The Invisible Man | A Father Brown story by G. K. Chesterton | Full Audiobook
Description
A voice in an empty street, a supernatural laugh, footprints appearing where multiple witnesses insist nobody has been: Laura Hope is haunted by an unseen presence. Mr Angus wants to help, and enlists the services of Flambeau, a private detective, and his clerical friend...
A new recording of a classic public domain text. Read by Simon Stanhope for Bitesized Audio.

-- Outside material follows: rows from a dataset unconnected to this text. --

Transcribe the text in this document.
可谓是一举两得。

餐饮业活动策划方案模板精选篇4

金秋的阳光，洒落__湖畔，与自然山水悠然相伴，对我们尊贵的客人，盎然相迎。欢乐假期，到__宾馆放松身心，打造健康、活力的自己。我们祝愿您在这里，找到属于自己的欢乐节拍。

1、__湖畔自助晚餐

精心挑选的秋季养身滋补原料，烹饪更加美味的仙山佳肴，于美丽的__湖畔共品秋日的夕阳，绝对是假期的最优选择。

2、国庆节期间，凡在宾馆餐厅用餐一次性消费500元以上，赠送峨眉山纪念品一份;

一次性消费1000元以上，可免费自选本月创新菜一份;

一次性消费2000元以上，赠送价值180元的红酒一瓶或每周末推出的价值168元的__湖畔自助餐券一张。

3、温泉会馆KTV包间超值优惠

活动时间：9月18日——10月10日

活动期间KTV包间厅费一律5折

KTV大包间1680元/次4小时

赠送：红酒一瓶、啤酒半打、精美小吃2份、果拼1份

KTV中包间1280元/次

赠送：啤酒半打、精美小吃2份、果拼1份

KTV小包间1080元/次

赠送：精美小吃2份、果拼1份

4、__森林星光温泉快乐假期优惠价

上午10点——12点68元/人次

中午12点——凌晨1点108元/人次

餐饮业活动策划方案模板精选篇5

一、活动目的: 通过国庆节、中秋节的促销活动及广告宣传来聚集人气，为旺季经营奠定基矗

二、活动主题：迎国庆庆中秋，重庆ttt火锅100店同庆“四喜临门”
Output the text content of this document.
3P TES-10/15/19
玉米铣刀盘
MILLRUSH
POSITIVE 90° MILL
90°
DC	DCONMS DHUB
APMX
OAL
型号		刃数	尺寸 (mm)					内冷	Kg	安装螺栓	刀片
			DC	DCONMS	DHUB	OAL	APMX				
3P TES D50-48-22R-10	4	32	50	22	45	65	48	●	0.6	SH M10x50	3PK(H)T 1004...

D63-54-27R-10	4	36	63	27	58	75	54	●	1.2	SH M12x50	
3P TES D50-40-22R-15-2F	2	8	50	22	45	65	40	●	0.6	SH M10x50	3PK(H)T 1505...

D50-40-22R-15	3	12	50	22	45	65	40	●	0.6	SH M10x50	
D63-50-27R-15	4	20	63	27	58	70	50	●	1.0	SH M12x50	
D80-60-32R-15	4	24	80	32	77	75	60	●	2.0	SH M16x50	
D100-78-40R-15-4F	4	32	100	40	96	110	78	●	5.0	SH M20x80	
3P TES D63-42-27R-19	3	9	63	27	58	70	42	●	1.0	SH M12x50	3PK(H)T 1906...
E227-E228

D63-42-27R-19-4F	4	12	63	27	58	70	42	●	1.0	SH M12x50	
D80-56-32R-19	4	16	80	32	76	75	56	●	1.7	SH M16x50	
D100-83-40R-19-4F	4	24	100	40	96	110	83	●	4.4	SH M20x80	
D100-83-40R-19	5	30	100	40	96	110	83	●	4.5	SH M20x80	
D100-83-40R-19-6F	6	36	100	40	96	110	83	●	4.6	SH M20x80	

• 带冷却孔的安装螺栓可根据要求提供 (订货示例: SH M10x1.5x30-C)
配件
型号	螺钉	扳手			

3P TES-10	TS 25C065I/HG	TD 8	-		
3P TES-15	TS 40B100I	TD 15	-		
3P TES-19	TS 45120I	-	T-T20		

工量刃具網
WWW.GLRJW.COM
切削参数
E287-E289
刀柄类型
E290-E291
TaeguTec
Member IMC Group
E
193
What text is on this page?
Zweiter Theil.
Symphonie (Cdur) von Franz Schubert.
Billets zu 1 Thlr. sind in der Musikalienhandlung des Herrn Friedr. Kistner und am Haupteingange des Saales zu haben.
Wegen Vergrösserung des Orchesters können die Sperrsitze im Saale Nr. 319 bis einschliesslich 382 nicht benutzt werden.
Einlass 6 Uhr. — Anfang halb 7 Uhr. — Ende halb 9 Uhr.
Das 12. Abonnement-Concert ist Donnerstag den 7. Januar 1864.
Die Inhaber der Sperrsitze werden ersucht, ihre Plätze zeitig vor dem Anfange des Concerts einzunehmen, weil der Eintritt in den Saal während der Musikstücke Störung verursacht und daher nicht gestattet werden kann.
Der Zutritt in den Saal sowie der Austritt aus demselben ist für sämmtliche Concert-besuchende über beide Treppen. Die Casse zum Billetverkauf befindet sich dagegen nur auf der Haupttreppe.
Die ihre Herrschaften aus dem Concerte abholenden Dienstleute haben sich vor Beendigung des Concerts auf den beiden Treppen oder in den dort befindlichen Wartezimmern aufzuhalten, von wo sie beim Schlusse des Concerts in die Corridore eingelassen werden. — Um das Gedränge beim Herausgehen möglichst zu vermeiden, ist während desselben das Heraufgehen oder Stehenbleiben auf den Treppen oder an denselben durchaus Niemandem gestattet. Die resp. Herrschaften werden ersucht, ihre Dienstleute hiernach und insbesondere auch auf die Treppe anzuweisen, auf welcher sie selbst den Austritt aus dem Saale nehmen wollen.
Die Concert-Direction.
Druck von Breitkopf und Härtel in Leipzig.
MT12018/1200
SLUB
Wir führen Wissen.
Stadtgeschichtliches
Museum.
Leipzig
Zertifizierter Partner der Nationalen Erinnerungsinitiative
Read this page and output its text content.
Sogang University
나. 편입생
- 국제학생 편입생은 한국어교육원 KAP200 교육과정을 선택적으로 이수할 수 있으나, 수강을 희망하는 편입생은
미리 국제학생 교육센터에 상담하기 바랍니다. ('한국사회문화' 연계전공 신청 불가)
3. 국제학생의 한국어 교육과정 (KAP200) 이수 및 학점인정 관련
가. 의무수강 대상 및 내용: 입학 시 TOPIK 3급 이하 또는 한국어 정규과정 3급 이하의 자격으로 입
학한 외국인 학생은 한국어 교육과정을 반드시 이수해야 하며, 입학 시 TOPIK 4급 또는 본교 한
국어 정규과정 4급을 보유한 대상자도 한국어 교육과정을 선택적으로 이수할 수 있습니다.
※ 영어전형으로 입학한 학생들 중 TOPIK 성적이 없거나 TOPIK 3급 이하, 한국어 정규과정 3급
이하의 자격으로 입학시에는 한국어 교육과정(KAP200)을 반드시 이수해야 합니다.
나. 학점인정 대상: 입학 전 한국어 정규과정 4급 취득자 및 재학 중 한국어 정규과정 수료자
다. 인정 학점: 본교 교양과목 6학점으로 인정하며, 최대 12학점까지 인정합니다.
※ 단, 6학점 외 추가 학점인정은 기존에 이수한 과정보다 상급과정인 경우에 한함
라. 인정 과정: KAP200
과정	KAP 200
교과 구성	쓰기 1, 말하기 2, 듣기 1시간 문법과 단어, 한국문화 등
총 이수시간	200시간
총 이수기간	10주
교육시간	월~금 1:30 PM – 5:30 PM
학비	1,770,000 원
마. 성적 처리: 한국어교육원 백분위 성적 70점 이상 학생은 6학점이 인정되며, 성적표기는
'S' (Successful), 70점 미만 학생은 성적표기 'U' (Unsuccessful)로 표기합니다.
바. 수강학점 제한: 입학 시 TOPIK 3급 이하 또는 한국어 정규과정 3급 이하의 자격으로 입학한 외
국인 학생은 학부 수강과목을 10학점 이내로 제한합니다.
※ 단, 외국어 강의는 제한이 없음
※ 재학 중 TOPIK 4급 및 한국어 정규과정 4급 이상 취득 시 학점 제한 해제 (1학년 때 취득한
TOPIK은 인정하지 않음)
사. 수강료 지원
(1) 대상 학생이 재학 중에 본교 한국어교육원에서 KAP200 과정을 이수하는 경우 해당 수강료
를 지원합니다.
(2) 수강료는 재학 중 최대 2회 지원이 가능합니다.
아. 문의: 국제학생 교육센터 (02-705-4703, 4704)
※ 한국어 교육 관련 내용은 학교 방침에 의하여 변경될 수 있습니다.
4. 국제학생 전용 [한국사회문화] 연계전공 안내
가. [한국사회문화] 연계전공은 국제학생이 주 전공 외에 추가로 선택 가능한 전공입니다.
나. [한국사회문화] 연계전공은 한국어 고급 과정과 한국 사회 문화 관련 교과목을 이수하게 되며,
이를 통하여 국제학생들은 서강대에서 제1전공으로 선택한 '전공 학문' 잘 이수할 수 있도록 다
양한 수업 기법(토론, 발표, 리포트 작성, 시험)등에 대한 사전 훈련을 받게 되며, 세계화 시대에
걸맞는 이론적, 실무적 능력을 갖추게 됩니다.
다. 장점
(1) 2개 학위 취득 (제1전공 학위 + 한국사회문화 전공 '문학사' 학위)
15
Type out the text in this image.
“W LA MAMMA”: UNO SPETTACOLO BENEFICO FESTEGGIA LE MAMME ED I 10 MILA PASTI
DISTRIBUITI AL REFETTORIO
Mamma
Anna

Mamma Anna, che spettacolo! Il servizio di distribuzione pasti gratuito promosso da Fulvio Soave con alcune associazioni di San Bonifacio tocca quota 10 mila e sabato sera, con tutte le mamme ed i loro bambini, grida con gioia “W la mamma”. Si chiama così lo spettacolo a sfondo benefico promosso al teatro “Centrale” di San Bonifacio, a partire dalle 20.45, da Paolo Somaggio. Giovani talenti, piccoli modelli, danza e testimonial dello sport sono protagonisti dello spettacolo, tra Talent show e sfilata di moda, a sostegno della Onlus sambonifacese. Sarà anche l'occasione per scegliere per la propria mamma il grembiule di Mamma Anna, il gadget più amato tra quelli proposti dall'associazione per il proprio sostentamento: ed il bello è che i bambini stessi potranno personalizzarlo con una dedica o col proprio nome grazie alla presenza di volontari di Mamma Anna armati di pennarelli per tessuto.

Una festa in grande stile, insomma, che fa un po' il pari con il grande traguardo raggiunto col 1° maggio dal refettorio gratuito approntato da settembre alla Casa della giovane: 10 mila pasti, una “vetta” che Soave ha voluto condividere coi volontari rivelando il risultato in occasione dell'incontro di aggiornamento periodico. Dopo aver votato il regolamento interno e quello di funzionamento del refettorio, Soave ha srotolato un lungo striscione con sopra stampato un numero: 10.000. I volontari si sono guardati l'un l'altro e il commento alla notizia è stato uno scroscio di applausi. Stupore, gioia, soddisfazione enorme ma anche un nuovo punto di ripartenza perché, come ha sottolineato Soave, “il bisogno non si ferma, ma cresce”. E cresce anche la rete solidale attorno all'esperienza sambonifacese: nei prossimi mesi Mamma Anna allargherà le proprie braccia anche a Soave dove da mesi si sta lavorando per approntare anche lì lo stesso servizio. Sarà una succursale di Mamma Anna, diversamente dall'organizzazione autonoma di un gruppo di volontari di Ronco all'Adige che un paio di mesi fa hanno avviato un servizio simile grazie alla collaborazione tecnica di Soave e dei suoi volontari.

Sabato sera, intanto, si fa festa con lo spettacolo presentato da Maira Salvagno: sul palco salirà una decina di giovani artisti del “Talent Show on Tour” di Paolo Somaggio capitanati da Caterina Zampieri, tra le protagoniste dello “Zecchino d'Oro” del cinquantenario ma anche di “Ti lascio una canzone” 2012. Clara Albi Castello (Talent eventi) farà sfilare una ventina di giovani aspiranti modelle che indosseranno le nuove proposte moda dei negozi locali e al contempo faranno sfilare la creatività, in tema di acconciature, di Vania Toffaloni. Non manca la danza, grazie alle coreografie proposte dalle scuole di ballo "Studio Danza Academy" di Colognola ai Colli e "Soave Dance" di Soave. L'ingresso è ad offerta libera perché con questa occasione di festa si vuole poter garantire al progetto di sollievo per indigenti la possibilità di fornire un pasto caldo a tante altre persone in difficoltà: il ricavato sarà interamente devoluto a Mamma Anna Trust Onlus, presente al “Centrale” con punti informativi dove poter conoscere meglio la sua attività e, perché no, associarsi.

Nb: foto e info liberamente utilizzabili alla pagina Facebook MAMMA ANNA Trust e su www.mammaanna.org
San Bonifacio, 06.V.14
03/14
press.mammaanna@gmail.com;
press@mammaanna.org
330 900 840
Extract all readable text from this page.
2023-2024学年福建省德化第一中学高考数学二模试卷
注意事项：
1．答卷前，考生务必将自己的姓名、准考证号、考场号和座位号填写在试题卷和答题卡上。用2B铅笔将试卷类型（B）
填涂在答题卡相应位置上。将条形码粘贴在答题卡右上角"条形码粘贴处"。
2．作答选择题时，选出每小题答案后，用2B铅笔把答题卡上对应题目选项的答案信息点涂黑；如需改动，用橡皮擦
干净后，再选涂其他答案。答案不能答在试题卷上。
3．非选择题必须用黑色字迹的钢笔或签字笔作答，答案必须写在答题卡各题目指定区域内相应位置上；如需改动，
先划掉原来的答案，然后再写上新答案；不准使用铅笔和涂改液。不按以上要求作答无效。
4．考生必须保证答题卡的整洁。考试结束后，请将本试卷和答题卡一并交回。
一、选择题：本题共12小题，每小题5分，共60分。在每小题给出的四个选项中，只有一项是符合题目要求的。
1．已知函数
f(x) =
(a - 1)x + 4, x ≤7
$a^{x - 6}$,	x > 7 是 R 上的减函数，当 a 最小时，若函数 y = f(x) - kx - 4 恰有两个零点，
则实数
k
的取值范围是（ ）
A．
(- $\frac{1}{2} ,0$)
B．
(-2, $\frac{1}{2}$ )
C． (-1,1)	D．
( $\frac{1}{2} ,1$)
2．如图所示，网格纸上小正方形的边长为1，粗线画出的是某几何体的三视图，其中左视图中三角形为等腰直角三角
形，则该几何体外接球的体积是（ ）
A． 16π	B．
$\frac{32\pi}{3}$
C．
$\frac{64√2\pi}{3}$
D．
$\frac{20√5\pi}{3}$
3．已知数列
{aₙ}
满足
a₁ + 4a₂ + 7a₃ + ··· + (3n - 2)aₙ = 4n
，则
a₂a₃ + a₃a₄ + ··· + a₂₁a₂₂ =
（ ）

Gilbert Keith Chesterton (1874–1936) was an English author, theologian, philosopher and critic, who produced a wide-ranging output of fiction, poetry and journalism. His writing covered a wide variety of subjects, ranging from crime fiction to Christianity. His most famous novel is probably the "metaphysical thriller" 'The Man Who Was Thursday' (1908), but his most famous and enduring fictional creation is surely Father Brown, the Catholic priest-detective who featured in more than 50 short stories published episodically between 1910 and 1936. A complete contrast to his (near) contemporary Sherlock Holmes, Father Brown is quiet, unassuming and solves crimes with instinct, intuition and a deep understanding of human nature.
'The Invisible Man' is one of the most famous of the Father Brown stories. It was first published in The Saturday Evening Post in January 1911, and in Cassell's Magazine the following month. Later in 1911 it was the fifth story in 'The Innocence of Father Brown', the first of several volumes which comprise the Father Brown series.
Recording © Bitesized Audio 2020.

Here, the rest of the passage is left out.